What is the Foehn?

And how does it affect weather in the Alps?

The Foehn (or Föhn) is a familiar term amongst skiers, but one that is often misunderstood and blamed for all manner of weather.


The Foehn is best known as a southerly wind that occurs when an established southerly airflow approaches the high ground of the Alps.

As the air is forced to rise it expands and cools precipitating out its moisture on the windward (southern side) of the mountains. 


As the air descends the leeward (northern) side it is compressed resulting in a dry, warm turbulent Foehn that can melt snow at a ferocious rate.

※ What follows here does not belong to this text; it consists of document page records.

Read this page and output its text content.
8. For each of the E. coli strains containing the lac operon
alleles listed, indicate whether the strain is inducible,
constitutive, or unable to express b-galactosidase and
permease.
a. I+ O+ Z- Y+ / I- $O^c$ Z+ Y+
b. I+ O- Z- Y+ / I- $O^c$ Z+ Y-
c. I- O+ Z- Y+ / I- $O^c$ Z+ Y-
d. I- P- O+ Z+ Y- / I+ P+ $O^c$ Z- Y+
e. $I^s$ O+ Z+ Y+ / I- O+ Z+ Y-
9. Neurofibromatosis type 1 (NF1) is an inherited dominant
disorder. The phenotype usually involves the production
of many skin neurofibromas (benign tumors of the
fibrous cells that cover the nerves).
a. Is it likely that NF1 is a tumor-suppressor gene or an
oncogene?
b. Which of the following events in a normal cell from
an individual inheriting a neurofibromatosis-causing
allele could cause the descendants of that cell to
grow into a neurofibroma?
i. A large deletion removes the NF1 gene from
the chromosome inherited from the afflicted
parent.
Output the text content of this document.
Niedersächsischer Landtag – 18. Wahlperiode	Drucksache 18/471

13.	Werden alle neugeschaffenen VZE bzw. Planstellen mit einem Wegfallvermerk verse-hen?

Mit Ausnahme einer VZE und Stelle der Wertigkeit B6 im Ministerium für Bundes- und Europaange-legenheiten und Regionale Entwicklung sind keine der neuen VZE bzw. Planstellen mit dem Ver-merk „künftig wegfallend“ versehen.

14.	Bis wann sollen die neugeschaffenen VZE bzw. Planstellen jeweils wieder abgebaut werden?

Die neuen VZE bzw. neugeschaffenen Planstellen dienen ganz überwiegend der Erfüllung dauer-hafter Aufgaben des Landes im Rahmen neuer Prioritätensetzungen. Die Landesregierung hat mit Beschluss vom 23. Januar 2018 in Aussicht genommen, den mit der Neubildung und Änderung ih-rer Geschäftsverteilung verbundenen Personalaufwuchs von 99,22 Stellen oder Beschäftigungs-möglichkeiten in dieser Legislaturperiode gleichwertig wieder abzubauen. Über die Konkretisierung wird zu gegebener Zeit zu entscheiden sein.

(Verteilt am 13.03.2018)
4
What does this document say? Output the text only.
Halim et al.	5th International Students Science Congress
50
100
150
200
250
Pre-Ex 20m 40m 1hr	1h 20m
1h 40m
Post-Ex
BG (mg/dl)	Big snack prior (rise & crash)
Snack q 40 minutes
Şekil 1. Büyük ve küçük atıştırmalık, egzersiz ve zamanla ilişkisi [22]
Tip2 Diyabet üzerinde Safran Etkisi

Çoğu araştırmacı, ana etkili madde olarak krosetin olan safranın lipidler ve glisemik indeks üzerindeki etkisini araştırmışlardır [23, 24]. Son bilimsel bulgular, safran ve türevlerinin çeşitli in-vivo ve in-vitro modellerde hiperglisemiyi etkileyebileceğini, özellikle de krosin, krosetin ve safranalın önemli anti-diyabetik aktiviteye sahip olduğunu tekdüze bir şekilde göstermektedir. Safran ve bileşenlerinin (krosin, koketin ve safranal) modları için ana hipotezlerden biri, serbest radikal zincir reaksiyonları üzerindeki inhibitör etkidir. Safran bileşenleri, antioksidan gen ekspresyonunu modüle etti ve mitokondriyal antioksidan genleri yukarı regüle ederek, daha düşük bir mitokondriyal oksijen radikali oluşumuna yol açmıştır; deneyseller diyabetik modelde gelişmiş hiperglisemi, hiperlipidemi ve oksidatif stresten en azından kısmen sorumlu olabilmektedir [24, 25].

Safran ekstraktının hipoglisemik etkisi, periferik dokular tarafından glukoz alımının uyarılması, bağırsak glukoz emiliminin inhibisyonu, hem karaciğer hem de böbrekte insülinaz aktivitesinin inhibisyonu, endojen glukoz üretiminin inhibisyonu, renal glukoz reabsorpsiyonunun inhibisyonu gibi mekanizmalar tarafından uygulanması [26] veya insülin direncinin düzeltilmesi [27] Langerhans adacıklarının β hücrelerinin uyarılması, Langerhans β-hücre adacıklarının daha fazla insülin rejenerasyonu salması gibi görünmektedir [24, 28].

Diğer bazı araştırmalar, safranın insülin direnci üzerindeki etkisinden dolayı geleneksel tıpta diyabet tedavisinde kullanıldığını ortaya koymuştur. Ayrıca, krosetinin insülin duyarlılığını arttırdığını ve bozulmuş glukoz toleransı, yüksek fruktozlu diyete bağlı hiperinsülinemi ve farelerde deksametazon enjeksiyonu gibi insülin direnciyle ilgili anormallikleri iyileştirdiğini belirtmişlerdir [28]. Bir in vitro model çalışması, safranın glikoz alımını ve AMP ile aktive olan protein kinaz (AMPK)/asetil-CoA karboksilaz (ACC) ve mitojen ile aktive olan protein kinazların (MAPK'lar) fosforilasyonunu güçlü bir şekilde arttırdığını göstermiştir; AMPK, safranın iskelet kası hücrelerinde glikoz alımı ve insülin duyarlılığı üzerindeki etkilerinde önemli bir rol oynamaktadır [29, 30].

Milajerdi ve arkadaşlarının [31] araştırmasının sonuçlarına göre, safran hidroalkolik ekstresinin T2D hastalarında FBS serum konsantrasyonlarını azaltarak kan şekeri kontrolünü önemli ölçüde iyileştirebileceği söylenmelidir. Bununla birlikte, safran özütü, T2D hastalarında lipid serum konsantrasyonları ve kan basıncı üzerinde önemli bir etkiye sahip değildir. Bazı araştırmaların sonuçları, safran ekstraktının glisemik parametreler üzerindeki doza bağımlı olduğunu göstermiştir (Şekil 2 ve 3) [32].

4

The Foehn is often a prelude to bad weather approaching from the west. But whilst it may be raining/snowing on the southern side of the Alps, the Foehn often delays the onset of bad weather further north and east.

Although we normally think of the Foehn as a southerly wind, the Foehn effect can equally apply the other way round. The northern Foehn sees showers piling up on the northern flanks of the Alps and fine but gusty conditions further south.


Sometimes the dividing line between these conditions is very clearly delineated. This boundary is called a Foehn wall (pictured below).

A Foehn wall above the Col du Lautaret, often a natural divide between the weather in the southern and northern French Alps

The Foehn effect has different names across the world. In the Rockies it is called the Chinook and in California, the Santa Ana.